Все понемногу разошлись, а Ал до рассвета просидел за бутылкой с Джейком Фултоном. Время от времени он трогал свою голову, но куда больше, чем рана, его мучило недоумение.
— Ладно, пусть, хотя ясно — не даст он мне теперь ни цента. Но вот что меня угнетает — я ведь думал, что знаю своего отца!
С той ночи Ал жил только на то, что зарабатывал. Все сбережения ушли в уплату за комнату в доме миссис Бёрнсайд.
На следующий день после того, как в колонке Хилтона появилась фотография Шора, Ал защитился. Дело было сделано, и, можно сказать, на высоком уровне. Только что прошел сильный ливень, но сейчас, когда он шагал по направлению к парку, ярко светило солнце. Отощавший на рубленых бифштексах и кукурузных хлопьях, бледный, с горящими неистовой энергией глазами Ал был похож на Христа, только что вышедшего из пустыни.
Внезапно что-то вспомнив, он остановился, обернулся и в полнейшем недоумении уставился на здание университета.
— Чертов педант, — тихо ругнулся он, — мог ведь загубить всю мою карьеру! Ну да чего еще от него ждать?!
Он знал, что крупный ученый и известный в городе деятель культуры доктор Мортон Хайленд входит в экзаменационную комиссию. Студенты съезжались со всего континента слушать его лекции по теории литературы и изучать его систему. Ал никогда не испытывал ни малейшего страха перед этим маленьким, пухлым, рыжим человечком с короткими пальцами и большими коричневыми веснушками на лбу — не боялся ни его учености, ни его фальшивой кротости.
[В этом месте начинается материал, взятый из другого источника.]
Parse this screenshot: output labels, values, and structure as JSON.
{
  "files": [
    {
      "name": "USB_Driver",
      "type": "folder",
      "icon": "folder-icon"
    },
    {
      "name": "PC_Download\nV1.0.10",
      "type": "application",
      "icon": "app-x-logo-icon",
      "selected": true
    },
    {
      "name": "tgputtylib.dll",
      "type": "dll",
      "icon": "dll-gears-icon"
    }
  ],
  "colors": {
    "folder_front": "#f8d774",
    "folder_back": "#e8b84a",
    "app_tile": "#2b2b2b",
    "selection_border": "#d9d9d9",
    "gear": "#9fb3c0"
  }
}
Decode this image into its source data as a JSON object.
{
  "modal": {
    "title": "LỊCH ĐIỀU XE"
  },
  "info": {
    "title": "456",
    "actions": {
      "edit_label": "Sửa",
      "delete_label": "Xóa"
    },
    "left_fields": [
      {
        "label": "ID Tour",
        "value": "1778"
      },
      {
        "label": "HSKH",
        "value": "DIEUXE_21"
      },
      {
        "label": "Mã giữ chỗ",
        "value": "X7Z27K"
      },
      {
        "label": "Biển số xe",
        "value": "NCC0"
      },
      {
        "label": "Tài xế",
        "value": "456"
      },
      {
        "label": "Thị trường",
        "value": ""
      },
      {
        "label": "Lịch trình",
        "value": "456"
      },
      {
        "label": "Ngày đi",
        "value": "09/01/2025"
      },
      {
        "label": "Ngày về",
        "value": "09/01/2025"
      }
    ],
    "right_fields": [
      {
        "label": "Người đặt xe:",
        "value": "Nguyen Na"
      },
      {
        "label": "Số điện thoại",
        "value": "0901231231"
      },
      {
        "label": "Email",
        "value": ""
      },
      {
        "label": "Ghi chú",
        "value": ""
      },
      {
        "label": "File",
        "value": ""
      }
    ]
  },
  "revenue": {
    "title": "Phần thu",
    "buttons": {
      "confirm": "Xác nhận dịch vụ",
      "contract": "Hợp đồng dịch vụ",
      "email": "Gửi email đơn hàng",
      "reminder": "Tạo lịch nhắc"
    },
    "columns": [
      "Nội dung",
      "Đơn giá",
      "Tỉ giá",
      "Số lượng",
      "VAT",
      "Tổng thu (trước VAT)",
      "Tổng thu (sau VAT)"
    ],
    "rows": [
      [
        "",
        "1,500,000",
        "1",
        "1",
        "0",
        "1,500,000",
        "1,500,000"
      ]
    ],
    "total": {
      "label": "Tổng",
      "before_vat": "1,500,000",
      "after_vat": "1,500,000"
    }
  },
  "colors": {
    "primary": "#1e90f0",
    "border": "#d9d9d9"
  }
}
Но мог ли он знать, что в то утро за завтраком доктор Хайленд съест кусочек перезревшей дыни и этот кусочек даст о себе знать как раз во время защиты.
— Назовите мне дублинскую гостиницу, где работала женщина, которой увлекся Джойс.
Ал вскинул на Хайленда удивленный взгляд: что за мелочной вопрос? В голове было пусто, однако никакой паники он поначалу не ощутил. Он поглядел на четыре тронутые сединой головы перед собой, затем скользнул взглядом по старым твидовым пиджакам и стоптанным ботинкам — отчего это профессора и джазисты вечно ходят в стоптанных ботинках, подивился он, и тут вдруг ему стало холодно и ужасно одиноко. Тишина, ни единого звука, лишь стучит сердце, и голос — совсем не его голос — говорит ему: «Ты ничто, Ал. Ничто».
— Минутку, — буркнул он и вышел из аудитории.
Он подошел к питьевому фонтанчику в коридоре. Его научный руководитель доктор Стил, спокойный, мягкий человек, взявший себе за образец для подражания богословов семнадцатого столетия, подошел к нему и с тревогой спросил:
— Вам плохо, Дилани?
— Нет, доктор Стил, все в порядке, — спокойно ответил Ал. — Просто мне захотелось пить. И я отнюдь не собираюсь обзванивать все дублинские гостиницы.
Он возвратился в аудиторию, улыбнулся доктору Хайленду и ответил на вопрос. Однако теперь, вспоминая о происшедшем, Ал не улыбался. Он был потрясен: тот миг страшного одиночества… Он не узнавал себя. Его чуть шатнуло — мимо спешили на обед студенты, но он лишь смутно чувствовал это движение, не видя их. В южной стороне, над зданием административного центра, сквозь облака пробился солнечный луч и засиявшая под солнцем зелень мокрой травы, отблески мокрых листьев на деревьях вдруг подступили так близко, так больно полоснули по глазам, что Ал вздрогнул. Затем вся картина покачнулась перед ним, и он еле удержался на ногах, ошеломленный, дрожащий. И в следующее же мгновение определил это свое состояние: так бывает, когда надерешься до чертиков. Что-то с ним неладное — это все от нервного перенапряжения и недосыпания: слишком он много занимался. Но в общем-то с ним, Алом Дилани, все в порядке. У него сегодня праздник. И он гордо зашагал по огибающей парк улице к дому на Монтет-стрит, где снимал отличную, большую комнату.